Ministers in talks over shelving carbon tax on fertiliser to curb food inflation | Inflation

Ministers are discussing suspending the carbon tax on fertilizers, due to come into force early next year, in a bid to reduce food inflation.
The move will be part of a package of measures that also includes suspending import tariffs on a range of foods, including bread, biscuits and bananas.
Government sources said they were considering suspending customs duties on various fertilizers to prevent farmers from leaving fields fallow.
But they added that there was tension between the Treasury and the Department for Business and Trade (DBT) because the Treasury did not want to make changes to the Finance Bill 2026, which it was supposed to do to suspend the carbon tax.
DBT advises on various ways to reduce fertilizer prices for the agricultural sector and works with farmers to evaluate any tariffs. Imports from some countries are currently subject to 6% duty.
Farmers are considering leaving their fields fallow as they face the risk of selling their 2027 crops at a loss due to rising costs. This will increase food inflation, which is already expected to rise sharply as conflict in Iran drives up fuel and fertilizer prices.
Sources from the National Farmers Union said the proposal had been discussed with the Treasury and DBT but nothing had been confirmed.
Fertilizer costs have increased since the beginning of the Iranian conflict, when the Strait of Hormuz was closed. About 35% of the world’s fertilizer passes through waterways, and nearly 1 million tonnes of fertilizer has been stranded in the Gulf since the conflict began in late January.
Fertilizer producers said they expected new tariffs introduced to match the current EU plan could add £100 per tonne to costs. It is currently trading at £618 per tonne, according to the Agriculture and Horticultural Development Board.
The proposed tax is a CBAM (carbon border adjustment mechanism) introduced by the EU in 2023. This is a tax that importers pay on fertilizers due to the greenhouse gases released during their production. Most fertilizers are produced using fossil fuels, and the industry is responsible for this. roughly 5% global greenhouse gas emissions.

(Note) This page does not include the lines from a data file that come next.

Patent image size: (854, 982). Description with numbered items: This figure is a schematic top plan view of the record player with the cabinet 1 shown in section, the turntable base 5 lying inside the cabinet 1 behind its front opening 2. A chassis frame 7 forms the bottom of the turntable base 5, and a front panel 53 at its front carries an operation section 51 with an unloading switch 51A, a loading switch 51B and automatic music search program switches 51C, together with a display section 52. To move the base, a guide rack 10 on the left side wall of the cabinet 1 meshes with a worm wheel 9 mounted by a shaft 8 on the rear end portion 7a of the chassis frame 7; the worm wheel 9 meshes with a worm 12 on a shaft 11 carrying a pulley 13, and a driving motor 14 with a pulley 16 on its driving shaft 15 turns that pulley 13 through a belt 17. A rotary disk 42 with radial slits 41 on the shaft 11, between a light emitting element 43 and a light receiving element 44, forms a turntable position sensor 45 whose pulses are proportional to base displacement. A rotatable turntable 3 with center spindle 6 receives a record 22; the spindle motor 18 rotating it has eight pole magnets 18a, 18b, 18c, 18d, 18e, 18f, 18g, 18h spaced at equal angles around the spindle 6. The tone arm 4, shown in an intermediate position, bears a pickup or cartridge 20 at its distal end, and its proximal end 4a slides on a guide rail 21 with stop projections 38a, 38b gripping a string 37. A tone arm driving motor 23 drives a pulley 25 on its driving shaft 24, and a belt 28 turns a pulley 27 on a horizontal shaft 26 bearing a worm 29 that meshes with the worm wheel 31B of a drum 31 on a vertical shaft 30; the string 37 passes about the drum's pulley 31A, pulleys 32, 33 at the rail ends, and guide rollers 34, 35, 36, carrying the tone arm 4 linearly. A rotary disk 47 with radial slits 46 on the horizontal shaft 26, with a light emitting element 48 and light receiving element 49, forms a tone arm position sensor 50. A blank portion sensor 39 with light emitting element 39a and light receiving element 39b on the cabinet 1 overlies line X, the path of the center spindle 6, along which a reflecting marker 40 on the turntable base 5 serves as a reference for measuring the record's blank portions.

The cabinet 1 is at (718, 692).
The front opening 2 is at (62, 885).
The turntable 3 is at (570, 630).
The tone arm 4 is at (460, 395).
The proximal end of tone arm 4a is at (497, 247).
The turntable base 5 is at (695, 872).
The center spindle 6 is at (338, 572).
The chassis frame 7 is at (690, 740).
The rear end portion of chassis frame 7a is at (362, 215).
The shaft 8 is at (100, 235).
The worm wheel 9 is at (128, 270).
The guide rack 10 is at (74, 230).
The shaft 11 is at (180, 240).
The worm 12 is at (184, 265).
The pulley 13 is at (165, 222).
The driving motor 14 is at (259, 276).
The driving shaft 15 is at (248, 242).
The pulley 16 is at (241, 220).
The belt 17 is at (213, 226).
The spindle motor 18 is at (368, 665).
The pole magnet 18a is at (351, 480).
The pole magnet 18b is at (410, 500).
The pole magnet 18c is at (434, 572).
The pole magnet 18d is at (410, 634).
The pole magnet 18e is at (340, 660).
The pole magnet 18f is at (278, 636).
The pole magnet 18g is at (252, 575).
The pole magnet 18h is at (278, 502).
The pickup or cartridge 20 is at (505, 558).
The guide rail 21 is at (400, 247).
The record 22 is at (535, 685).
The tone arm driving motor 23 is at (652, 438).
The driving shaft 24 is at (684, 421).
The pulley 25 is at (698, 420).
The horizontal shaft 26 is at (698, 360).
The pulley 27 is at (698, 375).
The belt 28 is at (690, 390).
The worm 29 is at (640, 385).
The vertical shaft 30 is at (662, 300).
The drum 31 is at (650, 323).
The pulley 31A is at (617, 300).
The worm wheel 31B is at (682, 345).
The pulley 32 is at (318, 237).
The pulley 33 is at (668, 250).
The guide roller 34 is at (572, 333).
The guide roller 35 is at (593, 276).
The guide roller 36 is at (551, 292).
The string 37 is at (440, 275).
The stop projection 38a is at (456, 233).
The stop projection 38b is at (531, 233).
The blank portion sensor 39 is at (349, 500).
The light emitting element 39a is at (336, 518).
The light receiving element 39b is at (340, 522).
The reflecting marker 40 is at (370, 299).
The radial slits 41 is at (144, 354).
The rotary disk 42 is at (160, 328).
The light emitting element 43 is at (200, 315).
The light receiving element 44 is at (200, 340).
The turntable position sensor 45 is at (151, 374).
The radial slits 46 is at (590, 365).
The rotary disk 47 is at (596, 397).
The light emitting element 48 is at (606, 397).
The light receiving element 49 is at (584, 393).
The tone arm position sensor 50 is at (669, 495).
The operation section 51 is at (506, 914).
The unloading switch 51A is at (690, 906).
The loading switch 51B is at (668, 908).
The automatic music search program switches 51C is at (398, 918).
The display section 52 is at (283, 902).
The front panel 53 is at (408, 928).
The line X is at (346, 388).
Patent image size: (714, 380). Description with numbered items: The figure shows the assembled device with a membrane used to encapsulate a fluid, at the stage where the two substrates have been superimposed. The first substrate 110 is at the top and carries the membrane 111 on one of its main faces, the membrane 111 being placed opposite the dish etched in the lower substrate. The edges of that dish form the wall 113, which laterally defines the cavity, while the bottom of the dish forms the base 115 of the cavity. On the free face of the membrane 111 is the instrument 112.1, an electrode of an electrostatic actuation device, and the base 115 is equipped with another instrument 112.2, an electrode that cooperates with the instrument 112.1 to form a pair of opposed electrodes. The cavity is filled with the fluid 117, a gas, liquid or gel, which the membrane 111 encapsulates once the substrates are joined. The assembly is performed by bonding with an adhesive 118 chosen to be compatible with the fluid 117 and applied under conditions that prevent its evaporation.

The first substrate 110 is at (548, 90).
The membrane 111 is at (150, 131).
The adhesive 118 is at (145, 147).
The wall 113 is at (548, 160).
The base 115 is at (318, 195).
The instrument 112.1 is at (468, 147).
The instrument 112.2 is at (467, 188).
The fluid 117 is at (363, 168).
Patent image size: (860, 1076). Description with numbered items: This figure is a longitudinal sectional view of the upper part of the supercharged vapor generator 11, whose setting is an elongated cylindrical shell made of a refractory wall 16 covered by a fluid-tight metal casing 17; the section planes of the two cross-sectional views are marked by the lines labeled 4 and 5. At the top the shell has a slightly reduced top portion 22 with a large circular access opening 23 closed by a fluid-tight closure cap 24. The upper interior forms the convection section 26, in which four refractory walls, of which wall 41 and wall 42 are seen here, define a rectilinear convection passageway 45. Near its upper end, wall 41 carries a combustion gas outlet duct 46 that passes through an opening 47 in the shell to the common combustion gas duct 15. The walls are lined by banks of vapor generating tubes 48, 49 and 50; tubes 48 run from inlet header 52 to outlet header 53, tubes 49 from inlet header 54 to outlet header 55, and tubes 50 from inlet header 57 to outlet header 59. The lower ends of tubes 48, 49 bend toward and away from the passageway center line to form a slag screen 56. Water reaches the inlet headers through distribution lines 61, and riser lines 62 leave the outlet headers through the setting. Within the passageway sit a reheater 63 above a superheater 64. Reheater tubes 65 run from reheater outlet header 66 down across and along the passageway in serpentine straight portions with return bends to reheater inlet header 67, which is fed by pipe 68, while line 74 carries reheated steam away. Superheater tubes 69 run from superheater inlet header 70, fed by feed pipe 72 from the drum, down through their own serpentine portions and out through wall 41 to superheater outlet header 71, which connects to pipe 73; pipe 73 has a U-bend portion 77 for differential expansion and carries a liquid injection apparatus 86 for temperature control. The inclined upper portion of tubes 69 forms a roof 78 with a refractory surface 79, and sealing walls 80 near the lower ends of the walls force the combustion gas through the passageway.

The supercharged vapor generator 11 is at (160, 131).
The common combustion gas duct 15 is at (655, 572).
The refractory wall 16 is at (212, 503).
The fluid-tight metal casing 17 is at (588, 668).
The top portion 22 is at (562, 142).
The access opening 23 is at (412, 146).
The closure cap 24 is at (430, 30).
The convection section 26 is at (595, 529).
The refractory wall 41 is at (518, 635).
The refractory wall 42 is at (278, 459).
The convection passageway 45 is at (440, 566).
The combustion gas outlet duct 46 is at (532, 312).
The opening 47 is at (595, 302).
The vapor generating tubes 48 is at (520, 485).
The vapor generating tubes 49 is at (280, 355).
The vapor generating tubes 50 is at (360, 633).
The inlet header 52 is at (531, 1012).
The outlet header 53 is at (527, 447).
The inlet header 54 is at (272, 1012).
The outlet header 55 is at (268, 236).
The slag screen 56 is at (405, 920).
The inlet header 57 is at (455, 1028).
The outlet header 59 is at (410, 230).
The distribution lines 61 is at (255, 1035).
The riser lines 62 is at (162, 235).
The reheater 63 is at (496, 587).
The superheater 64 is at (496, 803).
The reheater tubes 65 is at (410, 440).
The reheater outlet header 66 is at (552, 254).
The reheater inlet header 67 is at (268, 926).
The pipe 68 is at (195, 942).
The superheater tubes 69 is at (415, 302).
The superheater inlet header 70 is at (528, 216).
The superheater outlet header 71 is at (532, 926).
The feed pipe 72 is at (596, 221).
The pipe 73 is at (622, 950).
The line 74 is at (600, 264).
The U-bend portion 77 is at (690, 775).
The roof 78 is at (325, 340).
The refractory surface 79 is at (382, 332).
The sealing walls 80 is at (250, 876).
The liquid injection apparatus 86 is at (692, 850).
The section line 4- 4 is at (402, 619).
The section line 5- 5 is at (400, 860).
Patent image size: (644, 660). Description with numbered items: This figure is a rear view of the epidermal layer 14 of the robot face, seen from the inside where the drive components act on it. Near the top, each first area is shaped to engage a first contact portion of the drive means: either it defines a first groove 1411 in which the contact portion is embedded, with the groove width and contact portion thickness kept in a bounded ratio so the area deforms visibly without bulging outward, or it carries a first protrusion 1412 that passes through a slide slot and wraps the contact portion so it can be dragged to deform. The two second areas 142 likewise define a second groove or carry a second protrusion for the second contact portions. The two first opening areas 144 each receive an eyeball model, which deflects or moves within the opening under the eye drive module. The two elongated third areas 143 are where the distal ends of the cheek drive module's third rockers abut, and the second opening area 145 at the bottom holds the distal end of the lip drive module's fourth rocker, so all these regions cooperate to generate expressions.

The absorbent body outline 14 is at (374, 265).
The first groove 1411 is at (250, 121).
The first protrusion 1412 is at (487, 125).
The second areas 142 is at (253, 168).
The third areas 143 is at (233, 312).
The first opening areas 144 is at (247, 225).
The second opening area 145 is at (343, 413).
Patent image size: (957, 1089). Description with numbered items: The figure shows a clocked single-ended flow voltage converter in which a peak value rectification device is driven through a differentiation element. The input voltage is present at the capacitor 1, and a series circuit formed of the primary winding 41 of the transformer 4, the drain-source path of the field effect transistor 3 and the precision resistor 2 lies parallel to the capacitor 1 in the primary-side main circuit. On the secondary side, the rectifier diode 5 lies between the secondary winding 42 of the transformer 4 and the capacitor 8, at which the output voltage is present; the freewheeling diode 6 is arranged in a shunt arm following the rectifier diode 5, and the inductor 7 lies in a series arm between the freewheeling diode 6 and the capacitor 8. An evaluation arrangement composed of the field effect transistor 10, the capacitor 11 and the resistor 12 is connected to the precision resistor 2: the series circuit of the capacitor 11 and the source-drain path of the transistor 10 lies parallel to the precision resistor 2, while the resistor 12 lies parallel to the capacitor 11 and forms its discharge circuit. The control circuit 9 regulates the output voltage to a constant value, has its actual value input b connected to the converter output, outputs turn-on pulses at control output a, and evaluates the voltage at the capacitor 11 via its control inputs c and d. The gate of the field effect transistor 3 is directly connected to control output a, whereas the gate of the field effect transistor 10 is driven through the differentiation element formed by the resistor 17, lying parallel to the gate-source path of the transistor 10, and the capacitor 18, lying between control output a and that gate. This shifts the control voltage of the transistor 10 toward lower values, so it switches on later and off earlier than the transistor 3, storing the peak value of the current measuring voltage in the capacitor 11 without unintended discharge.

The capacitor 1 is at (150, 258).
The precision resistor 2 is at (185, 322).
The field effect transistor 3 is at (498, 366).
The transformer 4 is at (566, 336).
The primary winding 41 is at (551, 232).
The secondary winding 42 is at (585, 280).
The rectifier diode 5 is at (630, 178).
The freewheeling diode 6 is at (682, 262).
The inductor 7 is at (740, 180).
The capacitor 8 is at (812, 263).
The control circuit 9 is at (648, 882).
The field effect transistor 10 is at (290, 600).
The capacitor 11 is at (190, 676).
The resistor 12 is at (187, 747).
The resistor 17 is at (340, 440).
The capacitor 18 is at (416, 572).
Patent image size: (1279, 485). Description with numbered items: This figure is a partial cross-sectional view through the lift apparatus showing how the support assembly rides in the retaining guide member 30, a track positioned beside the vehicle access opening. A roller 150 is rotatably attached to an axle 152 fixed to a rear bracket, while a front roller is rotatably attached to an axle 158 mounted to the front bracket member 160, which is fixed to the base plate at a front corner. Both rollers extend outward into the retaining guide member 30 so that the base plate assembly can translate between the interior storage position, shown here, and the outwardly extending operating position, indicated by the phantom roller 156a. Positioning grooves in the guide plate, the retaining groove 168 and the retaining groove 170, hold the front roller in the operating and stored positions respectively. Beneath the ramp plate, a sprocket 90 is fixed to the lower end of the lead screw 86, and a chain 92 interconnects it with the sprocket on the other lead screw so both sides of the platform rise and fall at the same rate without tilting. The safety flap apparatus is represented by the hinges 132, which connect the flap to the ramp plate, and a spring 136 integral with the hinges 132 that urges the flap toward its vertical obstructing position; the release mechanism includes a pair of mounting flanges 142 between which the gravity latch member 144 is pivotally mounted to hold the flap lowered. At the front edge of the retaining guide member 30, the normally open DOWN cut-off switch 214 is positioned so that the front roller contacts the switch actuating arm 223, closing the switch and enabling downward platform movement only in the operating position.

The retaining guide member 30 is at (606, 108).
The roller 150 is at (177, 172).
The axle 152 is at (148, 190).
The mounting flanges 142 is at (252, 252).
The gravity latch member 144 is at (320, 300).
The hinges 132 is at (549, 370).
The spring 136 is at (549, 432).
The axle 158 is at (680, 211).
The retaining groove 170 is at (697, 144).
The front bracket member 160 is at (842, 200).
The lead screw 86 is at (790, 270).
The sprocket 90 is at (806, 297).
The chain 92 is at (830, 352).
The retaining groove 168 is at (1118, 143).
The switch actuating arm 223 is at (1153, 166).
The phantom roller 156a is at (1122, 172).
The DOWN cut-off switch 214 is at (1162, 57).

Ministers are also reducing fuel taxes for farmers. The rate on red diesel and discounted biodiesel has been cut by more than a third, which the Treasury said was the lowest in more than two decades.
A 500-acre wheat farm could lose £70,000 in 2027 due to high costs caused by the Iran war, according to analysis by the Central Association of Agricultural Appraisers. The economic outlook as farmers make decisions about the 2027 crop means they may make difficult decisions, such as leaving fields fallow.
CAAV secretary Jeremy Moody told the Guardian: “This will prevent us adding to the damage we inflict on ourselves to an already difficult situation when we can no longer produce fertilizer to justify such a tariff. We already have higher fertilizer prices and are likely to be even higher as the crisis in the Gulf continues. With the outlook for some arable land already poor, continuing this policy will only lead to more land going uncultivated.”
It is estimated that the UK will produce Approximately 40% of nitrogenous fertilizer The remaining 60 percent is imported.
DBT has been contacted for comment. Treasury declined to comment.